Ohio State fans were outraged at what had transpired, and it's hard to blame them. Tressel was beloved, and the strongest impulse was to blame the media and primary offender Terrelle Pryor for the mess that had ensued.
Even Michigan players couldn't blame Tressel for resigning (though Martell Webb's logic was a bit, er, unorthodox).
The college football world got to know Luke Fickell, and Fickell gamely tried to salvage a 2011 season that saw Terrelle Pryor kicked off campus, DeVier Posey suspended for 10 games, and a host of other Buckeyes receive multi-game suspensions.
Fickell, who coming into the season had as much head coaching experience as the players around him, led Ohio State to a 6-7 record. Nobody really blamed him for it, even as it was the Buckeyes' worst season since a 4-6-1 (2-5-1) campaign in 1988.
He quickly ceded his role as head coach as soon as the season was over.
In came rock star Urban Meyer, who was courted and hired by Ohio State during the 2011 season with the intent of taking over for Fickell after the season. Buckeye fans were understandably ecstatic with the hire and were eagerly anticipating Meyer's arrival, but mere days before Ohio State's bowl game against Florida, the NCAA announced an unexpected one-year postseason ban as punishment for the Tressel scandal.

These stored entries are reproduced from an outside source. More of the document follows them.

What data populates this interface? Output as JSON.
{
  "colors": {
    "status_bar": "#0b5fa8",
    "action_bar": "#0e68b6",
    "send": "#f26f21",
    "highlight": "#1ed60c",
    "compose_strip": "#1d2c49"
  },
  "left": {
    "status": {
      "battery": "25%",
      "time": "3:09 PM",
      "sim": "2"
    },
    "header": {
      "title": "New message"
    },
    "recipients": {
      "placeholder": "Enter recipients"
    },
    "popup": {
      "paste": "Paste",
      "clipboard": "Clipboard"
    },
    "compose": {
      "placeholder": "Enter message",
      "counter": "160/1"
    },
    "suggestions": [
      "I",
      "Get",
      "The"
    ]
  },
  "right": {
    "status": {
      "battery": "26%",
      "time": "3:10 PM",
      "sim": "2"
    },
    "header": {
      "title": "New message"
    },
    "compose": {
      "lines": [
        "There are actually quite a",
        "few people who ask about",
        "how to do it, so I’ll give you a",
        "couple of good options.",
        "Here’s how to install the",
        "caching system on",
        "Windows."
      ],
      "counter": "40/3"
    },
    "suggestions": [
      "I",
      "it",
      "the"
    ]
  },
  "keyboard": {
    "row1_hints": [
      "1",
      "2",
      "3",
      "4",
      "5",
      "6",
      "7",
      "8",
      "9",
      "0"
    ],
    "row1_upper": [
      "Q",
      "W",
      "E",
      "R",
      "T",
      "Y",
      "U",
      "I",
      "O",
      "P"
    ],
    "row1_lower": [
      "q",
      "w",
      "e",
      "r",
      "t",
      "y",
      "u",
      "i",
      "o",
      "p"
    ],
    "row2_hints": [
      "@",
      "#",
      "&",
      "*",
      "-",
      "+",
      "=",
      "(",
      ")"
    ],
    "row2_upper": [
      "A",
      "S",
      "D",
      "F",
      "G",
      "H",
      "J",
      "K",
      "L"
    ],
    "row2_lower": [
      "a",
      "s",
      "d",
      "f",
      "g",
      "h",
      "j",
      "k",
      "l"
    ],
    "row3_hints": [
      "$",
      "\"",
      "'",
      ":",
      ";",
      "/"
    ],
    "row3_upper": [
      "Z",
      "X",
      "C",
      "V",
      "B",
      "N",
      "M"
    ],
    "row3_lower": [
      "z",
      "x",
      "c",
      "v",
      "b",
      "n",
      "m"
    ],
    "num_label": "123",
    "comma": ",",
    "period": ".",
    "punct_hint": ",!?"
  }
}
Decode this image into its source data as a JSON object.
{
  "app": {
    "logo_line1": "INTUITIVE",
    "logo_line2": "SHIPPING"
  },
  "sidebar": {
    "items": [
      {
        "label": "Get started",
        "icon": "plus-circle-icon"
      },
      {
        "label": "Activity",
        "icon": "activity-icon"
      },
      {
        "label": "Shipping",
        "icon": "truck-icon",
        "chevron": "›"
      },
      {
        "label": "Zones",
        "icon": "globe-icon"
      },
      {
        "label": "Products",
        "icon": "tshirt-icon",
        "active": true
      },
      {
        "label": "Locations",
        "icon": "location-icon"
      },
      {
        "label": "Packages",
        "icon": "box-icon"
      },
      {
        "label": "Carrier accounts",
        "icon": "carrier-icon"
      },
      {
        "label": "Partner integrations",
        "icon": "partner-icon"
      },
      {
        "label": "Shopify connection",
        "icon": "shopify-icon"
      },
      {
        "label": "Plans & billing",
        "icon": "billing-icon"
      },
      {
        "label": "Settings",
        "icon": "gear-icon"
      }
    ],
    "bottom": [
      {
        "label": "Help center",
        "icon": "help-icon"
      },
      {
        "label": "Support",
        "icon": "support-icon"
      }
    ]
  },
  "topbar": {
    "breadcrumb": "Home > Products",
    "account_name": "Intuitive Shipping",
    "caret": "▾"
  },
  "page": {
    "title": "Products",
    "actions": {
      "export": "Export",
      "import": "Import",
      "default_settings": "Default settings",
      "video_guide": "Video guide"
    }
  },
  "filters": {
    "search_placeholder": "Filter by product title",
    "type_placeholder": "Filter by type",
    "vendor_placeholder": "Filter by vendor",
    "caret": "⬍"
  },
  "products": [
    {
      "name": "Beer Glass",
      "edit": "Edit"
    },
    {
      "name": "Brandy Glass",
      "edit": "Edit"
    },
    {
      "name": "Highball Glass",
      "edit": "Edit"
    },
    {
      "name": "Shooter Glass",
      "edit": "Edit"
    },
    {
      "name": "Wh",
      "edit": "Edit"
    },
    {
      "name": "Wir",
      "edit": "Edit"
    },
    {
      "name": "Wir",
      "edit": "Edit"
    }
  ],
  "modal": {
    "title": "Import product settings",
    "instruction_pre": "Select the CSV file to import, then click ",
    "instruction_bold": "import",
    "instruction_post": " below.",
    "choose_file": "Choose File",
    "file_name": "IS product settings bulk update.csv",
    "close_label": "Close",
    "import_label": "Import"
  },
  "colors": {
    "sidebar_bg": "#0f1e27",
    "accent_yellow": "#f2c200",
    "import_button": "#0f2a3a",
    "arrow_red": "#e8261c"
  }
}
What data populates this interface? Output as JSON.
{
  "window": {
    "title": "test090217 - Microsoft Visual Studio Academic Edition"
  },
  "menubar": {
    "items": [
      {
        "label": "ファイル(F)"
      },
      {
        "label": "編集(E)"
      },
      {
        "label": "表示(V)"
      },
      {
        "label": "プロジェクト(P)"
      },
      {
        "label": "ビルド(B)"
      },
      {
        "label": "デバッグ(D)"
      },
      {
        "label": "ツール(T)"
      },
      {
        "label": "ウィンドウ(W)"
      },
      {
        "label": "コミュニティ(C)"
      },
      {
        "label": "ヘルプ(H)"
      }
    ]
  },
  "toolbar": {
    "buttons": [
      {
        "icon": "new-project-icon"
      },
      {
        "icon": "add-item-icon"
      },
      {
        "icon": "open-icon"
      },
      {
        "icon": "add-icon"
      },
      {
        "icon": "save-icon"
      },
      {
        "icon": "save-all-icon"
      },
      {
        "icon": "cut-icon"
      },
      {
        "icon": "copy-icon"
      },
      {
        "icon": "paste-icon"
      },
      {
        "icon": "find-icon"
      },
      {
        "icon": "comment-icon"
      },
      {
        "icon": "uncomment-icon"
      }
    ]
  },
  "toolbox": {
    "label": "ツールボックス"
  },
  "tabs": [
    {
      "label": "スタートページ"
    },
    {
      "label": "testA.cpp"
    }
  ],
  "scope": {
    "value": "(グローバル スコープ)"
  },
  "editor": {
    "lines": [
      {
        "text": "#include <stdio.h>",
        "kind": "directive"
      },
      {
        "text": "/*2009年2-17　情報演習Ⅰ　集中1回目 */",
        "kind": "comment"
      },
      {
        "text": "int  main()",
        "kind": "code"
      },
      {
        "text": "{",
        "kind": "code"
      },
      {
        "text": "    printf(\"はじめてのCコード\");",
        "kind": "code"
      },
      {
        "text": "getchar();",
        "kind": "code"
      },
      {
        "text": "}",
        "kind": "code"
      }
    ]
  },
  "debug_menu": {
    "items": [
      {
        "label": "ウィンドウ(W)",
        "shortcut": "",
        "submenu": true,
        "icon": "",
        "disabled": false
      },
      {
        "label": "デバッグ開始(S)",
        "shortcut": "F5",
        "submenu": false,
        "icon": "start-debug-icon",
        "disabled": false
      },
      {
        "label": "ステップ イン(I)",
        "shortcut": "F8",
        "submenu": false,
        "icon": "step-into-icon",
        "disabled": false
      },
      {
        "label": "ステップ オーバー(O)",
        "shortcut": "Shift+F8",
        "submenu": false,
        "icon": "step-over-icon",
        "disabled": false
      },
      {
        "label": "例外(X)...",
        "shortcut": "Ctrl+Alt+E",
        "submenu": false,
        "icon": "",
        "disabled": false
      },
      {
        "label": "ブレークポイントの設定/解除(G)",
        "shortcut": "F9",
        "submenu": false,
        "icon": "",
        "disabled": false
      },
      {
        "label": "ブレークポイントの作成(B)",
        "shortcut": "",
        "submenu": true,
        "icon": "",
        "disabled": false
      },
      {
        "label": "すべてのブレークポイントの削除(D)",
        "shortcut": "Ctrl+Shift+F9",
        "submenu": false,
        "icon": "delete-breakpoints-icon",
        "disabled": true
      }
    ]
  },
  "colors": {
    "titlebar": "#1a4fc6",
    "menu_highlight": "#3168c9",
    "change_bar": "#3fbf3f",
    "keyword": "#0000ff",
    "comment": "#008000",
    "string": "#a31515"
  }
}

Some have called the ban a blessing in disguise, and there's some truth to the idea that the Buckeyes could use a consequence-free year to learn the offense and get acquainted with their new roles.
In actuality, the ban means no bowl game, no bowl practice and no shot at a Big Ten division title in a Leaders Division that's woefully thin on contenders. 2013 is only one season away, to be sure, but if postseason bans were good things, then they wouldn't be used as punishment.
Looking past all that, the lasting reverberation of the Jim Tressel scandal is one magnified a hundred-fold just months later in Happy Valley. Columbus' adoration of Tressel before the scandal made Nick Saban look comparatively invisible to Tuscaloosa residents. Ohio State administrators, players and fans wanted to keep Tressel.
But they couldn't. They didn't. Tressel was brought down by his own hubris and the looming titanic thunder of an NCAA hell-bent on making sure no coach ever decided not to report known transgressions ever again.
Perhaps it will work. Perhaps Tressel is a suitable cautionary tale for every other coach in America. Or perhaps, as Bobby Petrino proved, as long as there's power to be had in coaching, there will always be temptation to abuse it.